If you're just starting out,
I want you to forget everything you think you know about mindfulness or mindfulness meditation.
My name is Melissa Max.
I'm a certified mindfulness coach and teacher.
And mindfulness and meditation don't necessarily go hand in hand.
They can,
But they don't have to.
And there are many different types of meditation.
Today we're going to do a simple Intro to Mindfulness Meditation.
And this isn't about transcendence or becoming a yogi or clearing your mind.
The two key words when we talk about mindfulness are awareness and acceptance.
So you're aware of what is in the current moment and you accept it at face value in that moment.
And when we're talking about mindfulness in terms of meditation,
This means when thoughts come in,
As we begin this exercise,
And they will.
We don't get mad at ourselves.
We don't push the thought away.
We don't chase the thought.
We're just aware of the thought.
So for a lot of formal meditation practices,
They encourage you to sit up straight and have your hands in a certain position.
I'm not going to ask you to do that.
I'm going to ask you to do whatever is comfortable for you.
You can lay down if you want.
So settle in.
I would like you to close your eyes.
And first,
We're just going to be aware of a couple of things.
We're going to be aware of.
Our breath.
We're not going to try to change it.
Our mind always wants to get involved in this.
And we're not going to let it.
We're just going to be aware of what our breath feels like,
How quickly we're breathing.
Are we breathing in through the nose?
Are we a mouth breather?
Okay,
Now I want you to be aware of where your body is.
Is making contact.
So if you're in a chair.
Maybe you feel the chair against your back,
Against your butt,
Against your legs.
If you're laying down,
Maybe you feel the weight of your body against the bed or the floor.
Now say something happens,
Say you have an itch or a cramp in your toe.
Become aware of it.
But for this practice,
You're going to accept it.
You're not going to try to change it.
You're just going to note it.
Now see if you can be aware of more than one thing at a time.

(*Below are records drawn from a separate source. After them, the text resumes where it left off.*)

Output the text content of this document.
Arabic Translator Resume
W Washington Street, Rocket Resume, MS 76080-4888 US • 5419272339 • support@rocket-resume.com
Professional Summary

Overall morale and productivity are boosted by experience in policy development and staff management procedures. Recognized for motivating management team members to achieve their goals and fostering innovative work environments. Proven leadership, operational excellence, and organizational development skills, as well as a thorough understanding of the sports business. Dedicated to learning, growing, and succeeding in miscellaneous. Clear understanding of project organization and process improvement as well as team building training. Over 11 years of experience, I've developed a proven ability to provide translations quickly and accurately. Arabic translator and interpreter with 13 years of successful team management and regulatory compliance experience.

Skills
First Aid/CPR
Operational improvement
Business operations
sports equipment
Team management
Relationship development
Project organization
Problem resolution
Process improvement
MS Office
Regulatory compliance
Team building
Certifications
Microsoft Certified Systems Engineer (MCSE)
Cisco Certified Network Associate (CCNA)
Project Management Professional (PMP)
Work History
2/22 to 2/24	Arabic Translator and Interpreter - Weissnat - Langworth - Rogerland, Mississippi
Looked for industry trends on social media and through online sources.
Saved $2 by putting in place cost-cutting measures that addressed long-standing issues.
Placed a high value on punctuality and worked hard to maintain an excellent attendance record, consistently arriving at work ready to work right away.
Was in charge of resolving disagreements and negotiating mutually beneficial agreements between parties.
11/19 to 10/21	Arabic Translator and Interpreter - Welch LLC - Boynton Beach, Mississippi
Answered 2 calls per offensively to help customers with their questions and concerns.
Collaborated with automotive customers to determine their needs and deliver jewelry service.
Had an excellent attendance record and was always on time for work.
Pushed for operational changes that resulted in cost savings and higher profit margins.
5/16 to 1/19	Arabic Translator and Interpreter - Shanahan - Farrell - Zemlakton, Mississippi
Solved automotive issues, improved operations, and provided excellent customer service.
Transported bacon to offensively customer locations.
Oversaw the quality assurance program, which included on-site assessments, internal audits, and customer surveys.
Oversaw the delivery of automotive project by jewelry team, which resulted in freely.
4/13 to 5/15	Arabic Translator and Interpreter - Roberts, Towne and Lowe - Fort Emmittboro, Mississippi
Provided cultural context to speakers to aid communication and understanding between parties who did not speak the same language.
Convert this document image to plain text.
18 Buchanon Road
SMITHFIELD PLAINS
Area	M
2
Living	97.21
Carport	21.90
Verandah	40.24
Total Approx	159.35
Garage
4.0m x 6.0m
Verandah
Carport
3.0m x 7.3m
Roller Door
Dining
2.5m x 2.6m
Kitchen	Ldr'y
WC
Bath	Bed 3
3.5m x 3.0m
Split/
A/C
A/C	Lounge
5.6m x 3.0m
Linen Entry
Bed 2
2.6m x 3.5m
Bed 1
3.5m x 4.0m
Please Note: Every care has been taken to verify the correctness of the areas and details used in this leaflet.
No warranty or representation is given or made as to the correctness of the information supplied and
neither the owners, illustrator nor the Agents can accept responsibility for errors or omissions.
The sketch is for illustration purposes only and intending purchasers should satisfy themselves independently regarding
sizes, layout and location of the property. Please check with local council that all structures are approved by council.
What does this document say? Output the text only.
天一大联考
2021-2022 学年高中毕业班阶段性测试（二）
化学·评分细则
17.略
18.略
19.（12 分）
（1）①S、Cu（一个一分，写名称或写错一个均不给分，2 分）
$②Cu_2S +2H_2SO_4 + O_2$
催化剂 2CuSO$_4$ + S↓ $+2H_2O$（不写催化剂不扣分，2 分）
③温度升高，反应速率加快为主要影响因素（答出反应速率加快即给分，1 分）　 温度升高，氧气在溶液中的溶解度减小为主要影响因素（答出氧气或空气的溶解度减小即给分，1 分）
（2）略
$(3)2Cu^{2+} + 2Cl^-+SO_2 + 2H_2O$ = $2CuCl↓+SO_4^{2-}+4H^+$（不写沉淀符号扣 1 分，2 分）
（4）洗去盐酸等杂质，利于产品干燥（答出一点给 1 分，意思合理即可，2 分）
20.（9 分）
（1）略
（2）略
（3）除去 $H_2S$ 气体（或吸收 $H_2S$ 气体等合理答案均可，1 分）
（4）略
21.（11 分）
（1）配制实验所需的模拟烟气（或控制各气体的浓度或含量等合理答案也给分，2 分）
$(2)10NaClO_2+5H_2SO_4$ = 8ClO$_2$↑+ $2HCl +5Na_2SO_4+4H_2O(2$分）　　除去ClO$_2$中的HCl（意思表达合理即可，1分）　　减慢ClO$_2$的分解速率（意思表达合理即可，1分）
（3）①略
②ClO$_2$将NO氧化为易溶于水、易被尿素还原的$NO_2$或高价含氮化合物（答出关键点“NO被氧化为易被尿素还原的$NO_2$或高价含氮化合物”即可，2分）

So we're aware of our breathing,
But we're also aware of the sensation of our body making contact.
When your mind wanders,
And it will.
When it's the sky.
Ooh,
I have to go to the grocery store.
Don't get mad at yourself for having the thought.
Don't chase the thought.
Just note,
Oh,
There's a thought.
And let it go.
You still with me?
And that's it.
Congratulations and welcome.
That was your very first mindfulness meditation practice.